TABLE 1. Phenotypic variance, estimated residual error, and heritability of 21 rice traits.

FIGURE 1
www.frontiersin.org

FIGURE 1. Correlation among SSI-related traits (A) and a Venn diagram of the QTNs for four SSI-related traits (B) estimated by a multi-locus GWAS.

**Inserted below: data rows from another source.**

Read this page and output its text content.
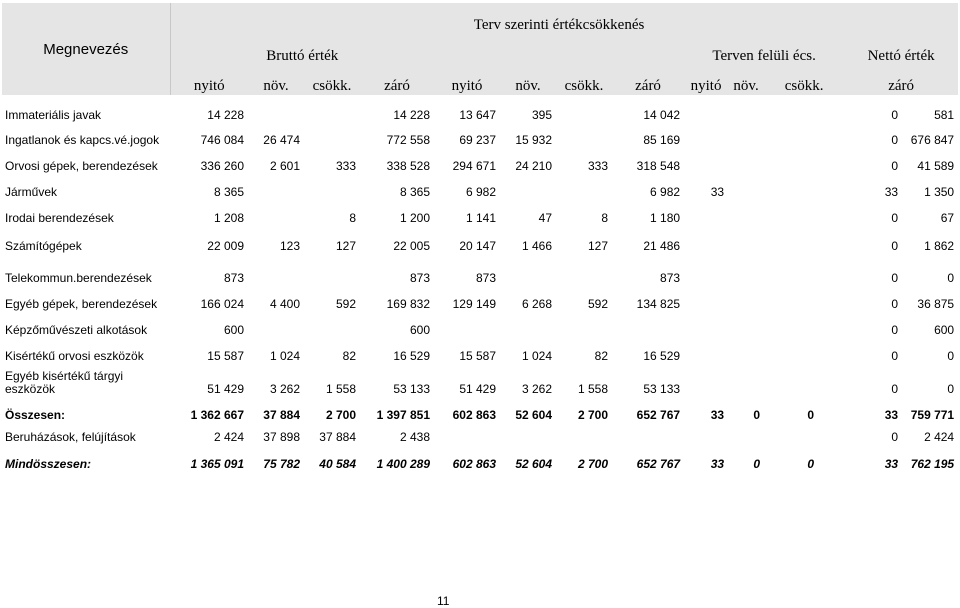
Megnevezés	Bruttó érték				Terv szerinti értékcsökkenés				Terven felüli écs.				Nettó érték		
	nyitó	növ.	csökk.	záró	nyitó	növ.	csökk.	záró	nyitó	növ.	csökk.		záró		
Immateriális javak	14 228			14 228	13 647	395		14 042					0	581	
Ingatlanok és kapcs.vé.jogok	746 084	26 474		772 558	69 237	15 932		85 169					0	676 847	
Orvosi gépek, berendezések	336 260	2 601	333	338 528	294 671	24 210	333	318 548					0	41 589	
Járművek	8 365			8 365	6 982			6 982	33				33	1 350	
Irodai berendezések	1 208		8	1 200	1 141	47	8	1 180					0	67	
Számítógépek	22 009	123	127	22 005	20 147	1 466	127	21 486					0	1 862	
Telekommun.berendezések	873			873	873			873					0	0	
Egyéb gépek, berendezések	166 024	4 400	592	169 832	129 149	6 268	592	134 825					0	36 875	
Képzőművészeti alkotások	600			600									0	600	
Kisértékű orvosi eszközök	15 587	1 024	82	16 529	15 587	1 024	82	16 529					0	0	
Egyéb kisértékű tárgyi eszközök	51 429	3 262	1 558	53 133	51 429	3 262	1 558	53 133					0	0	
Összesen:	1 362 667	37 884	2 700	1 397 851	602 863	52 604	2 700	652 767	33	0	0		33	759 771	
Beruházások, felújítások	2 424	37 898	37 884	2 438									0	2 424	
Mindösszesen:	1 365 091	75 782	40 584	1 400 289	602 863	52 604	2 700	652 767	33	0	0		33	762 195	
11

QTNs Associated With Salt Tolerance at the Germination Stage Identified by a Multi-Locus GWAS

Using the six multi-locus GWAS methods in the mrMLM package (Supplementary Table S1), we identified 371 significant QTNs for the salt tolerance-related traits (SSI-VI, SSI-GR, SSI-IR, SSI-MGT, and SSI-GI) based on a logarithm of odds (LOD) threshold of ≥3. Of these QTNs, 41, 41, 27, 63, 56, 41, and 151 were found to be associated with SSI-GI, SSI-VI, SSI-MGT, SSI-IR-24h, SSI-IR-48h, SSI-GR-5d, and SSI-GR-10d, respectively, with the QTNs explaining 0.57 ∼ 9.80, 0.54 ∼ 8.97, 0.64 ∼ 8.21, 0.01 ∼ 4.94, 0.37 ∼ 8.93, 0.9 ∼ 6.72, and 0.7 ∼ 6.08 (%) of the phenotypic variations, respectively [i.e., phenotypic variation explained (PVE) values] (Supplementary Table S1 and Supplementary Figure S1). Additionally, 3, 9, and 22 QTNs were associated with four, three, and two salt tolerance-related traits, respectively, which explained the high correlation among SSI_VI, SSI_GR_5d, SSI _GR_10d, and SSI_GI (Figure 1B).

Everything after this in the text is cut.